In 1950, the clinic moved from its original location on the third floor of the First National Bank Building to a new purpose-built facility at Gibson and Ridgecrest in the Southeast Heights designed by office of John Gaw Meem. By the 1950s, the Lovelace Clinic was considered one of the "Big Six" group practice clinics in the United States along with the Mayo Clinic, Lahey Clinic, Cleveland Clinic, Ochsner Clinic, and Henry Ford Hospital. The medical staff grew from 22 physicians in 1947 to 75 in 1965 and 151 in 1986. In 1959, the clinic conducted physical evaluations of 32 astronaut candidates which helped to select the Mercury Seven, the first Americans to travel into space. At Lovelace II's suggestion, the clinic also administered testing for an unofficial "women in space" program, during which 13 women—later nicknamed the Mercury 13—were named as prospective astronauts, though they never traveled to space.

In 1972, the Lovelace Clinic partnered with the neighboring Bataan Memorial Hospital to launch one of the first two health maintenance organizations (HMOs) in New Mexico, and in 1973 the clinic and hospital merged as the Lovelace Center for the Health Sciences. In 1985, seeking funding to remodel and expand its aging hospital complex, Lovelace reorganized as a for-profit company, Lovelace Inc., which was jointly owned by the Hospital Corporation of America and the Lovelace Foundation. In 1990, HCA's 80% share of the company was acquired by Cigna, which then bought the remaining 20% in 1991. At the time of the sale, Lovelace operated a 235-bed hospital, 16 clinics, and the 120,000-member HMO. Afterwards, the company was no longer affiliated with the Lovelace Foundation, which remains in operation as the Lovelace Respiratory Research Institute.

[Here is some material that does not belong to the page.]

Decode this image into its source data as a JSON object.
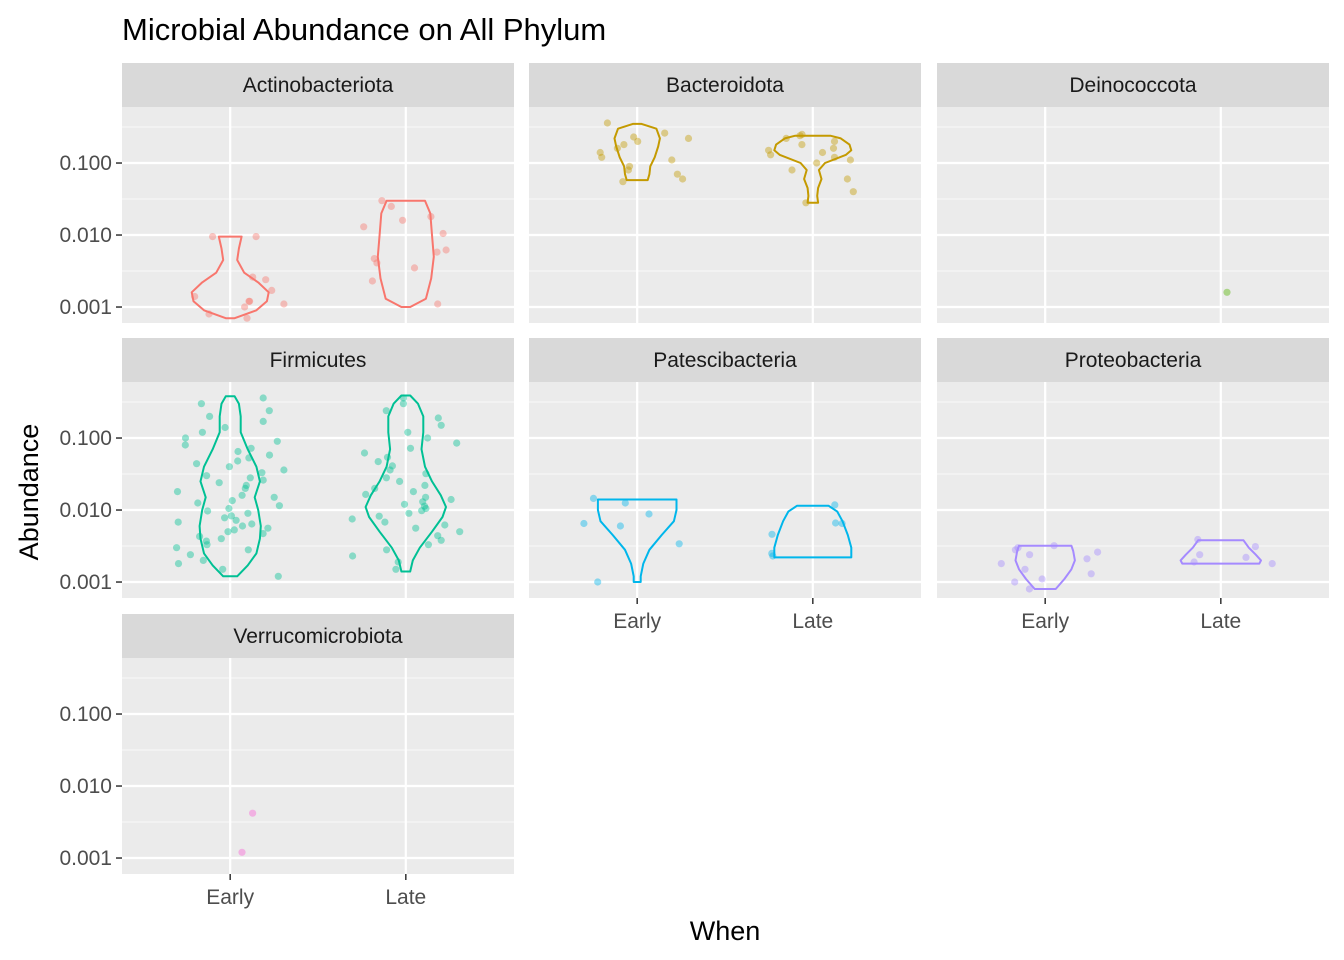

In 2002, the company was purchased by Ardent Health Services, which effected a merger between Lovelace and St. Joseph Hospital. This changed Lovelace's structure from its previous self-contained group practice model to a conventional hospital system, and increased the number of hospitals under its control from one to five. The former St. Joseph Regional Medical Center became the flagship hospital of the system and the original Lovelace hospital closed in 2007.

==Hospitals==
===Lovelace Medical Center===
Since 2002, the flagship Lovelace hospital has been the Lovelace Medical Center in the Martineztown-Santa Barbara neighborhood of central Albuquerque. The hospital opened in 1902 as St. Joseph Hospital and was expanded with a new building in 1930 which is now listed on the National Register of Historic Places. The current hospital building was completed in 1968 and has 263 licensed beds.

===Other hospitals===
- Lovelace Women's Hospital (opened 1982 as Heights General Hospital; 120 licensed beds)
- Lovelace Westside Hospital (opened 1984 as St. Joseph West Mesa Hospital; 80 licensed beds)
- Lovelace UNM Rehabilitation Hospital (opened 1988; 62 licensed beds)
- Heart Hospital of New Mexico at Lovelace Medical Center (opened 1999; 55 licensed beds)
- Lovelace Regional Hospital, Roswell (27 licensed beds)

===Former hospital===
The original Lovelace Medical Center opened in 1952 as Bataan Memorial Methodist Hospital and was remodeled and expanded in 1987. At the time of its closure in 2007, the hospital had 203 licensed beds. In 2021, the city of Albuquerque purchased the former hospital with the intention of turning it into a "Gateway Center" providing shelter and medical services for people experiencing homelessness.